This just in: Giant Flesh Eating Velociraptor Reincarnated into Vaseline
My eyelids have been so dry lately I have been doing anything and everything to make them return to their pre-26 year old form. I don’t know the cause for the dryness, all I know is I am aging fast because Heckle and Jekyll are opening a shoe store on my face. (Crows Feet, guys. Crows Feet.)
So I took some drastic measures this weekend and I’m slapping on any kind of emollient with moisturizing, soothing abilities that did not warn me of avoidance with the eye area, including that old anti-baby-butt-chapper, Vaseline. I worried that maybe Vaseline wouldn’y do the trick since it’s not known for its Pro-Retinol, Q10, firming, fountain of youthifying properties, so I did what anyone who is worried about unintentionally blinding themselves would do. Ye Olde Google Search.

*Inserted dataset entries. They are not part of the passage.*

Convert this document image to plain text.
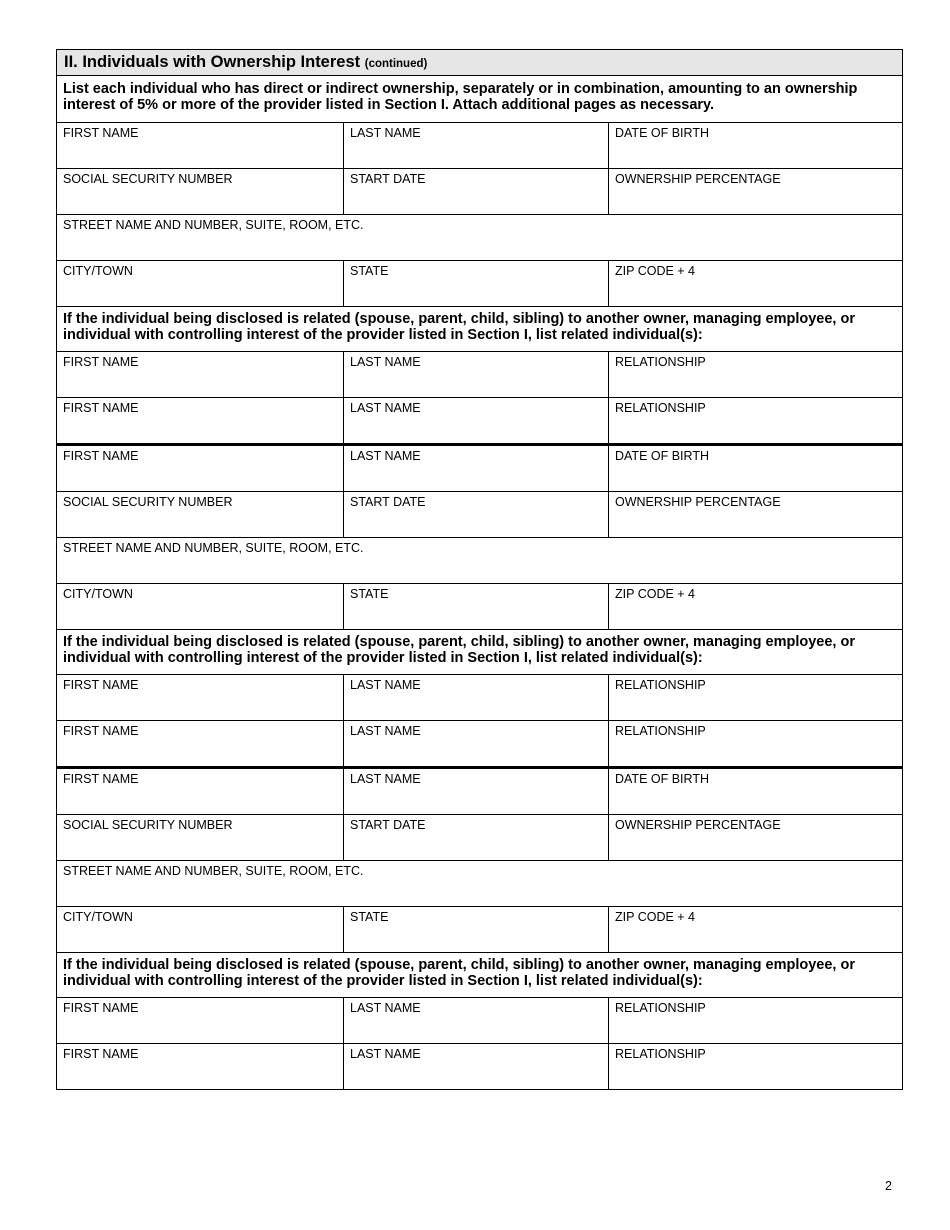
II. Individuals with Ownership Interest (continued)
List each individual who has direct or indirect ownership, separately or in combination, amounting to an ownership interest of 5% or more of the provider listed in Section I. Attach additional pages as necessary.
FIRST NAME	LAST NAME	DATE OF BIRTH
SOCIAL SECURITY NUMBER	START DATE	OWNERSHIP PERCENTAGE
STREET NAME AND NUMBER, SUITE, ROOM, ETC.
CITY/TOWN	STATE	ZIP CODE + 4
If the individual being disclosed is related (spouse, parent, child, sibling) to another owner, managing employee, or individual with controlling interest of the provider listed in Section I, list related individual(s):
FIRST NAME	LAST NAME	RELATIONSHIP
FIRST NAME	LAST NAME	RELATIONSHIP
FIRST NAME	LAST NAME	DATE OF BIRTH
SOCIAL SECURITY NUMBER	START DATE	OWNERSHIP PERCENTAGE
STREET NAME AND NUMBER, SUITE, ROOM, ETC.
CITY/TOWN	STATE	ZIP CODE + 4
If the individual being disclosed is related (spouse, parent, child, sibling) to another owner, managing employee, or individual with controlling interest of the provider listed in Section I, list related individual(s):
FIRST NAME	LAST NAME	RELATIONSHIP
FIRST NAME	LAST NAME	RELATIONSHIP
FIRST NAME	LAST NAME	DATE OF BIRTH
SOCIAL SECURITY NUMBER	START DATE	OWNERSHIP PERCENTAGE
STREET NAME AND NUMBER, SUITE, ROOM, ETC.
CITY/TOWN	STATE	ZIP CODE + 4
If the individual being disclosed is related (spouse, parent, child, sibling) to another owner, managing employee, or individual with controlling interest of the provider listed in Section I, list related individual(s):
FIRST NAME	LAST NAME	RELATIONSHIP
FIRST NAME	LAST NAME	RELATIONSHIP
2
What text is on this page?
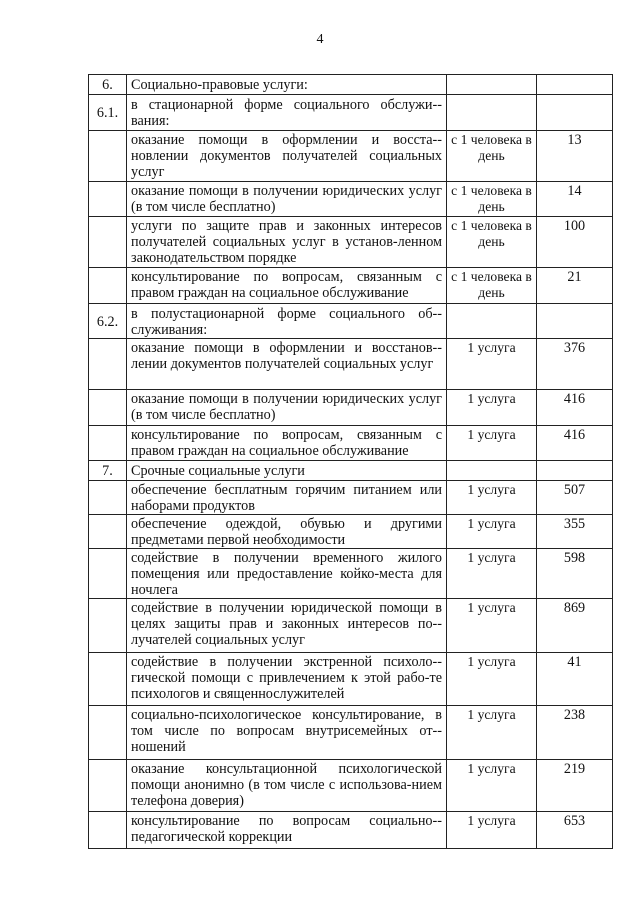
4
6.	Социально-правовые услуги:		
6.1.	в стационарной форме социального обслужи-вания:		
	оказание помощи в оформлении и восста-новлении документов получателей социальных услуг	с 1 человека в день	13
	оказание помощи в получении юридических услуг (в том числе бесплатно)	с 1 человека в день	14
	услуги по защите прав и законных интересов получателей социальных услуг в установ-ленном законодательством порядке	с 1 человека в день	100
	консультирование по вопросам, связанным с правом граждан на социальное обслуживание	с 1 человека в день	21
6.2.	в полустационарной форме социального об-служивания:		
	оказание помощи в оформлении и восстанов-лении документов получателей социальных услуг	1 услуга	376
	оказание помощи в получении юридических услуг (в том числе бесплатно)	1 услуга	416
	консультирование по вопросам, связанным с правом граждан на социальное обслуживание	1 услуга	416
7.	Срочные социальные услуги		
	обеспечение бесплатным горячим питанием или наборами продуктов	1 услуга	507
	обеспечение одеждой, обувью и другими предметами первой необходимости	1 услуга	355
	содействие в получении временного жилого помещения или предоставление койко-места для ночлега	1 услуга	598
	содействие в получении юридической помощи в целях защиты прав и законных интересов по-лучателей социальных услуг	1 услуга	869
	содействие в получении экстренной психоло-гической помощи с привлечением к этой рабо-те психологов и священнослужителей	1 услуга	41
	социально-психологическое консультирование, в том числе по вопросам внутрисемейных от-ношений	1 услуга	238
	оказание консультационной психологической помощи анонимно (в том числе с использова-нием телефона доверия)	1 услуга	219
	консультирование по вопросам социально-педагогической коррекции	1 услуга	653
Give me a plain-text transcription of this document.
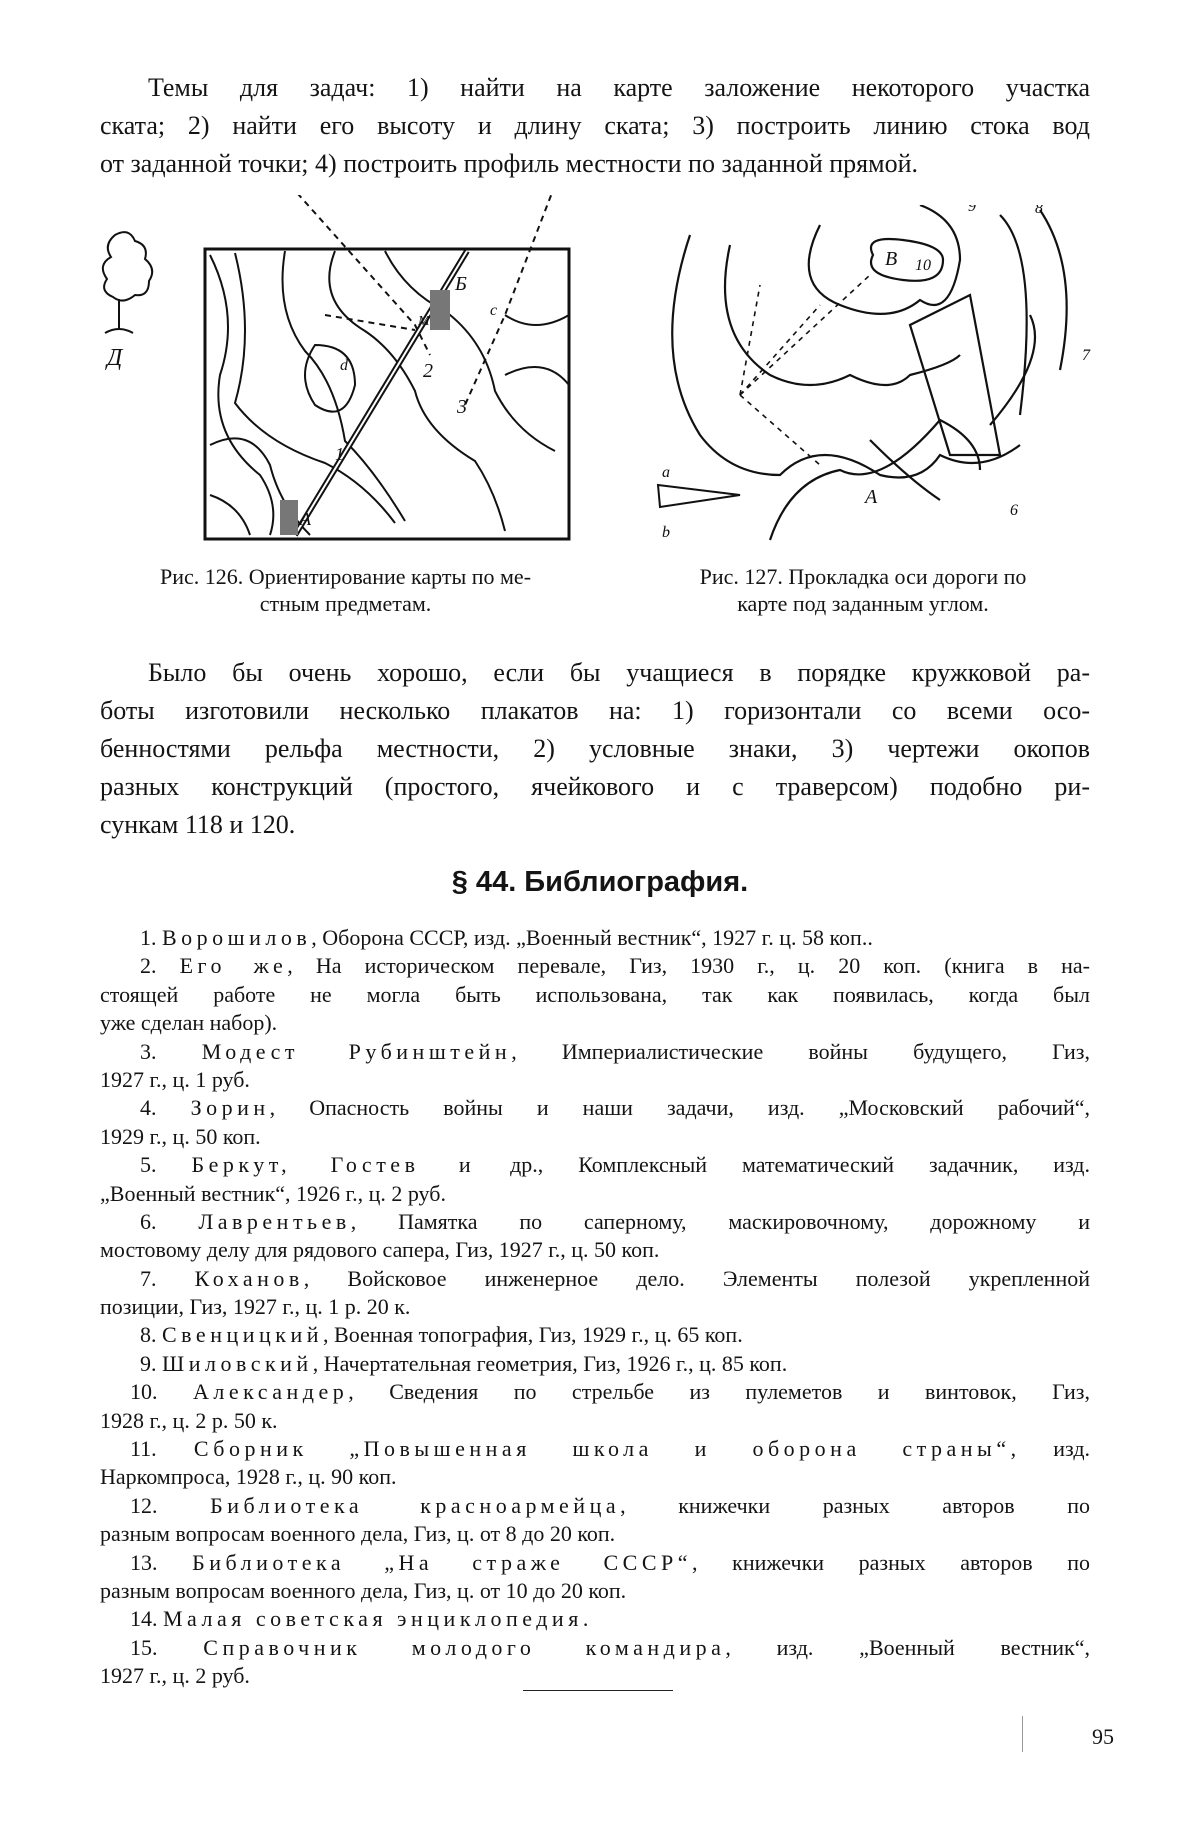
Темы для задач: 1) найти на карте заложение некоторого участка
ската; 2) найти его высоту и длину ската; 3) построить линию стока вод
от заданной точки; 4) построить профиль местности по заданной прямой.
Д
Б
М
1
2
3
А
с
d
Рис. 126. Ориентирование карты по ме-
стным предметам.
В 10
9	8
7
6
А
a
b
Рис. 127. Прокладка оси дороги по
карте под заданным углом.
Было бы очень хорошо, если бы учащиеся в порядке кружковой ра-
боты изготовили несколько плакатов на: 1) горизонтали со всеми осо-
бенностями рельфа местности, 2) условные знаки, 3) чертежи окопов
разных конструкций (простого, ячейкового и с траверсом) подобно ри-
сункам 118 и 120.
§ 44. Библиография.
1. Ворошилов, Оборона СССР, изд. „Военный вестник“, 1927 г. ц. 58 коп..
2. Его же, На историческом перевале, Гиз, 1930 г., ц. 20 коп. (книга в на-
стоящей работе не могла быть использована, так как появилась, когда был
уже сделан набор).
3. Модест Рубинштейн, Империалистические войны будущего, Гиз,
1927 г., ц. 1 руб.
4. Зорин, Опасность войны и наши задачи, изд. „Московский рабочий“,
1929 г., ц. 50 коп.
5. Беркут, Гостев и др., Комплексный математический задачник, изд.
„Военный вестник“, 1926 г., ц. 2 руб.
6. Лаврентьев, Памятка по саперному, маскировочному, дорожному и
мостовому делу для рядового сапера, Гиз, 1927 г., ц. 50 коп.
7. Коханов, Войсковое инженерное дело. Элементы полезой укрепленной
позиции, Гиз, 1927 г., ц. 1 р. 20 к.
8. Свенцицкий, Военная топография, Гиз, 1929 г., ц. 65 коп.
9. Шиловский, Начертательная геометрия, Гиз, 1926 г., ц. 85 коп.
10. Александер, Сведения по стрельбе из пулеметов и винтовок, Гиз,
1928 г., ц. 2 р. 50 к.
11. Сборник „Повышенная школа и оборона страны“, изд.
Наркомпроса, 1928 г., ц. 90 коп.
12. Библиотека красноармейца, книжечки разных авторов по
разным вопросам военного дела, Гиз, ц. от 8 до 20 коп.
13. Библиотека „На страже СССР“, книжечки разных авторов по
разным вопросам военного дела, Гиз, ц. от 10 до 20 коп.
14. Малая советская энциклопедия.
15. Справочник молодого командира, изд. „Военный вестник“,
1927 г., ц. 2 руб.
95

I found a website that was right up my alley called The Frugal Face, with tips about cheap ways to care for yourself without spending a Frugal Arm or a Frugal Leg. It started with the Frugal Author touting things like hydrogen peroxide as toner and diluted baby shampoo as a cleanser. Interesting. She then shuns all department store brands of makeup calling them more harmful than drug store brands. Hm. Harmful to the wallet perhaps, but I don’t think La Mer Eye Balm is $300 an ounce for NO reason. I doubt Vaseline is JUST as good, like she says, but at least my worries are quelled because I haven’t gone blind yet and she seems to think it’s ok to apply the petrolatum liberally. But this Frugal Frida here was starting to sound a little too Frugal, to the point where I was wondering what else she might be scrimping on. Higher education? Common sense? I just don’t know at this point if we, me and Frugal Fannie, can go on together, me with my suspicious mind and all. My fears were realized though when I read “Some women have an aversion to using petroleum products because they don’t consider them “natural”…Petroleum comes out of the ground from dead dinosaurs. What could be more natural and organic than that?”
All of a sudden I felt like I was taking advice from the lovechild of Miss DiPesto and the lady who plays stupid people all the time but was most recently on Everybody Loves Raymond playing someone stupid’s stupid mom. So, I decided a run to Kiehl’s to shell out for some Abyssine Serum was in order. Small price to pay for a temporary cure to the old Pterodactyl Eye, you know, when you psychosomatically think your corneas are burning and falling off.